Tetrachloroethylene has been classified as "Group 2A: Probably Carcinogenic" by the International Agency for Research on Cancer due to sufficient evidence in experimental animals and limited evidence in humans for non-Hodgkin lymphoma, urinary bladder cancers, and cancers of the esophagus and cervix. In the United States, the EPA considers tetrachloroethylene as "likely to be carcinogenic to humans by all routes of exposure" based on suggestive evidence from human epidemiology, and certain evidence from animal toxicology studies, while the US National Toxicology Program considers tetrachloroethylene as "reasonably anticipated to be a human carcinogen."
Assessing the IARC report, a 2023 review concurred that tetrachloroethylene is "definitively carcinogenic to humans, linking exposure to increased cancer risks", with "substantial human evidence demonstrating a positive association between TCE exposure and kidney cancer, as well as an increased risk of non-Hodgkin lymphoma, cervical cancer, and liver cancer."
The carcinogenic potential of tetrachloroethylene remains under-studied with only limited evidence in humans, although there is sufficient proof in experimental animals that tetrachloroethylene is carcinogenic.

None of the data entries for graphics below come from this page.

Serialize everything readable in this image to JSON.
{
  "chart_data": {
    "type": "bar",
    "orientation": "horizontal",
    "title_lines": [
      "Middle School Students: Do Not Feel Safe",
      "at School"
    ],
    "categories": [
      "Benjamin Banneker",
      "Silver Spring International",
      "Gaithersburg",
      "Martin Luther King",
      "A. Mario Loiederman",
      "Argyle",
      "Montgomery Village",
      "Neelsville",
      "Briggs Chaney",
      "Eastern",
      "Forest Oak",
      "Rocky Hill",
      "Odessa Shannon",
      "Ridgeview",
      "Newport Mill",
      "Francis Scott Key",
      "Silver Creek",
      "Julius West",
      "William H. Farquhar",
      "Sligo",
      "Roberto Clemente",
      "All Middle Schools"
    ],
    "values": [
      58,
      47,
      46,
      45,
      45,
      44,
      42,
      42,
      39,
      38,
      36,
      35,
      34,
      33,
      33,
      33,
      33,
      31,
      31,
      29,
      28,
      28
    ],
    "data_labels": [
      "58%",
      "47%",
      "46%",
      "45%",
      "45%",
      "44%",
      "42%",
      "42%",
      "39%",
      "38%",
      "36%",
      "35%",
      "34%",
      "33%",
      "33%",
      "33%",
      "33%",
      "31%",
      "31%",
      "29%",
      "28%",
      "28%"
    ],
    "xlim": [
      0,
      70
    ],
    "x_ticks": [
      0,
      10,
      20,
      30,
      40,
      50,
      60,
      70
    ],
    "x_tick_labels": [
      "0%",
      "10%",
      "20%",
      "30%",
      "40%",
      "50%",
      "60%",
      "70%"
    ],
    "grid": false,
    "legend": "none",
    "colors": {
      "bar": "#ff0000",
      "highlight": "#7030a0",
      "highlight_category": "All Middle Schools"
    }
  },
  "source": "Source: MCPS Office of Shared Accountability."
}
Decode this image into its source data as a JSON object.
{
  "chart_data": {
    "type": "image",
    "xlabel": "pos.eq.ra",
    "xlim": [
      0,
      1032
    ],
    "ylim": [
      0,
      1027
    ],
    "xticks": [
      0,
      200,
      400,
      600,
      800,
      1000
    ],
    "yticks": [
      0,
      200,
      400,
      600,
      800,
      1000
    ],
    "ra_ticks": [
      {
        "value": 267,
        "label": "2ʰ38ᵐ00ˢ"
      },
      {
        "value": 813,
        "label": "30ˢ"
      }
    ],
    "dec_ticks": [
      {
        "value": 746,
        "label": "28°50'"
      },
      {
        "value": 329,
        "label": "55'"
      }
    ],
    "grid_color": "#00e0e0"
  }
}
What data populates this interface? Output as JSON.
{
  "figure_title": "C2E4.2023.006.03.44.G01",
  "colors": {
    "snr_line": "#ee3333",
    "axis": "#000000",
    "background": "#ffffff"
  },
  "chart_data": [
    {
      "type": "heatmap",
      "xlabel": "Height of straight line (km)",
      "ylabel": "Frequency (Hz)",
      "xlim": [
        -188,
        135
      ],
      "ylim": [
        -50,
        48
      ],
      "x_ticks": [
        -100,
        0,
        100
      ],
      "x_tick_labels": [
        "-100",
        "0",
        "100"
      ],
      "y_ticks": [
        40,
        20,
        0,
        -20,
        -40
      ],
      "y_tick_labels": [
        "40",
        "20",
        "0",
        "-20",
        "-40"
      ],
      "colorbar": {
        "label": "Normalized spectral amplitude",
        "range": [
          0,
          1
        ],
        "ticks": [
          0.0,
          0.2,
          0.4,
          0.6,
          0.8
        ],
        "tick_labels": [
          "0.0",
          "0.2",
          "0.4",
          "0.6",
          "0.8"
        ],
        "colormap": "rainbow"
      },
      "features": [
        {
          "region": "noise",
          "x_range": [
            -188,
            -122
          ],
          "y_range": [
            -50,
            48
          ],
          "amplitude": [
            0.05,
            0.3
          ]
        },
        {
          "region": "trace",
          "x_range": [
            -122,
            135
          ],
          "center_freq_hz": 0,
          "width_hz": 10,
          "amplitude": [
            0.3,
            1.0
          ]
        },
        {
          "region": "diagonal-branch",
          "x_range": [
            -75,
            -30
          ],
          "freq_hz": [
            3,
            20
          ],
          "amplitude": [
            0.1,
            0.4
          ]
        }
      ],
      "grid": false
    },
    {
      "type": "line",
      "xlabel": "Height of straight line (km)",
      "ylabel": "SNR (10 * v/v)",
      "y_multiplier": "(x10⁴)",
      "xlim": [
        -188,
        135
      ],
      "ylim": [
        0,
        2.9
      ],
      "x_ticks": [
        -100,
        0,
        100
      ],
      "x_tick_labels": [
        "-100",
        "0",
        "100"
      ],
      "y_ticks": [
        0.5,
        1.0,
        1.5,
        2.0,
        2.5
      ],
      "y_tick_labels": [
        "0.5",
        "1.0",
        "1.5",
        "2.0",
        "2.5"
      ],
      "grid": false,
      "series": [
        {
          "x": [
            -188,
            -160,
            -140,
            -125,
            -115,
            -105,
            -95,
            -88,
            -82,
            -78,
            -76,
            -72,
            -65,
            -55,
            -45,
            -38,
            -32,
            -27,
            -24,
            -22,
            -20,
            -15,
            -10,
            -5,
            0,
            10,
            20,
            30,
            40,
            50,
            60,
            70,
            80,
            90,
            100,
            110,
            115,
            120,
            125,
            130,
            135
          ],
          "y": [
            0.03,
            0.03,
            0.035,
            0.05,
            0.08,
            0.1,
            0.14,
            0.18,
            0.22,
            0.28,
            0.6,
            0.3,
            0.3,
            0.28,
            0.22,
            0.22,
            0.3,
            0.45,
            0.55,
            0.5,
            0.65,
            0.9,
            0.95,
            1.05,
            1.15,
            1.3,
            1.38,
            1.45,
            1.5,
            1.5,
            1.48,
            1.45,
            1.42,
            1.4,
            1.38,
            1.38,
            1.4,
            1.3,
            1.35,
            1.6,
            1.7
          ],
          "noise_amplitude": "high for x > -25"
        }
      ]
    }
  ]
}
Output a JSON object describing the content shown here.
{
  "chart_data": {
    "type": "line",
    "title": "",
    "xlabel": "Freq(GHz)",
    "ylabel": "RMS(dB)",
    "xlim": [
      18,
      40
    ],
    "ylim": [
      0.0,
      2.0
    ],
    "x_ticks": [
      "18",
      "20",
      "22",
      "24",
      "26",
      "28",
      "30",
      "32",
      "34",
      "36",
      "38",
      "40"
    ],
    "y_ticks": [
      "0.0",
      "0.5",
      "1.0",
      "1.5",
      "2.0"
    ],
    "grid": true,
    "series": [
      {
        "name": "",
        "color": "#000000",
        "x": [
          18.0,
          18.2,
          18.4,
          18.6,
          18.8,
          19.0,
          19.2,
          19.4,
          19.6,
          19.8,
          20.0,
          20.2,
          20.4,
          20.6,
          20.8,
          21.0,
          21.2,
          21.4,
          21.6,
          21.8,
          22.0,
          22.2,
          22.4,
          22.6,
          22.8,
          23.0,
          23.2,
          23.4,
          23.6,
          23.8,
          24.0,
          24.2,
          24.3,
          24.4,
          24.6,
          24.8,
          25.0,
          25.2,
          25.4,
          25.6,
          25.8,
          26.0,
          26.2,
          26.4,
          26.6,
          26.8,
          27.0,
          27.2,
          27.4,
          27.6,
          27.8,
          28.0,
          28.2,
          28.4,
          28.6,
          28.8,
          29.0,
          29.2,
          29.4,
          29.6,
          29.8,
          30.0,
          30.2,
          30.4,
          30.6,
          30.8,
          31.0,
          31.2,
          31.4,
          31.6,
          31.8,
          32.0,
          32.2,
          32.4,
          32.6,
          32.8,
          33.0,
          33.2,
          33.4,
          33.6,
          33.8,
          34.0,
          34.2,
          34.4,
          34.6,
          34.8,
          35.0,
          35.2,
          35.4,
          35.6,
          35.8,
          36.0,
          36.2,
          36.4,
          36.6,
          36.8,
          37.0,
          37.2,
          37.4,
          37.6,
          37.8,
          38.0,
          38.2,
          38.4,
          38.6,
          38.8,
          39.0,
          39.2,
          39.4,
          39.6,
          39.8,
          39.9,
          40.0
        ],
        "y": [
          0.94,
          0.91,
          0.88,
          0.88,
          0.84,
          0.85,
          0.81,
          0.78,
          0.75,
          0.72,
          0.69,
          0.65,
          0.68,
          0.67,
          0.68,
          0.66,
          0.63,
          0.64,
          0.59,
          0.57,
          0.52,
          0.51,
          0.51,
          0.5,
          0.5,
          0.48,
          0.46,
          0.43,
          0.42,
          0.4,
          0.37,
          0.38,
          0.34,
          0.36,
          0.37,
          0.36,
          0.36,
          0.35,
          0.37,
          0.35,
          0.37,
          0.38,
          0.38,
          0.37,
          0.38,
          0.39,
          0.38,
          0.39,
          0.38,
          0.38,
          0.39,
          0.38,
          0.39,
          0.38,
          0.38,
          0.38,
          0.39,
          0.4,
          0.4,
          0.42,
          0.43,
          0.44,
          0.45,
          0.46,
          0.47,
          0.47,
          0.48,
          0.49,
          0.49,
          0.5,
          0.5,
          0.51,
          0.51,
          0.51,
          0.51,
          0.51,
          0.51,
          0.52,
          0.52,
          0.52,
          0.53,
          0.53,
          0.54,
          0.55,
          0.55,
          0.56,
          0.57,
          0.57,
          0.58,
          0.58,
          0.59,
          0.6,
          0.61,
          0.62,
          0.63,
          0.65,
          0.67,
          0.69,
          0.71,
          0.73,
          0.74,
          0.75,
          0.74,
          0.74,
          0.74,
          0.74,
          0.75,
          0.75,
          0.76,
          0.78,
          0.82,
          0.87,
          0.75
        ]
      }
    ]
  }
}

Its high lipophilicity indicates that several organ systems, including the brain, kidneys, and liver, could be affected in tetrachloroethylene toxicity and carcinogenicity.

Testing for exposure

Tetrachloroethylene exposure can be evaluated by a breath test, analogous to breath-alcohol measurements. Also, for acute exposures, tetrachloroethylene in expired air can be measured. Tetrachloroethylene can be detected in the breath for weeks following a heavy exposure. Tetrachloroethylene and its metabolite trichloroacetic acid, can be detected in the blood.
In the European Union, the Scientific Committee on Occupational Exposure Limits recommends for tetrachloroethylene an occupational exposure limit of 20 ppm and a short-term exposure limit of 40 ppm.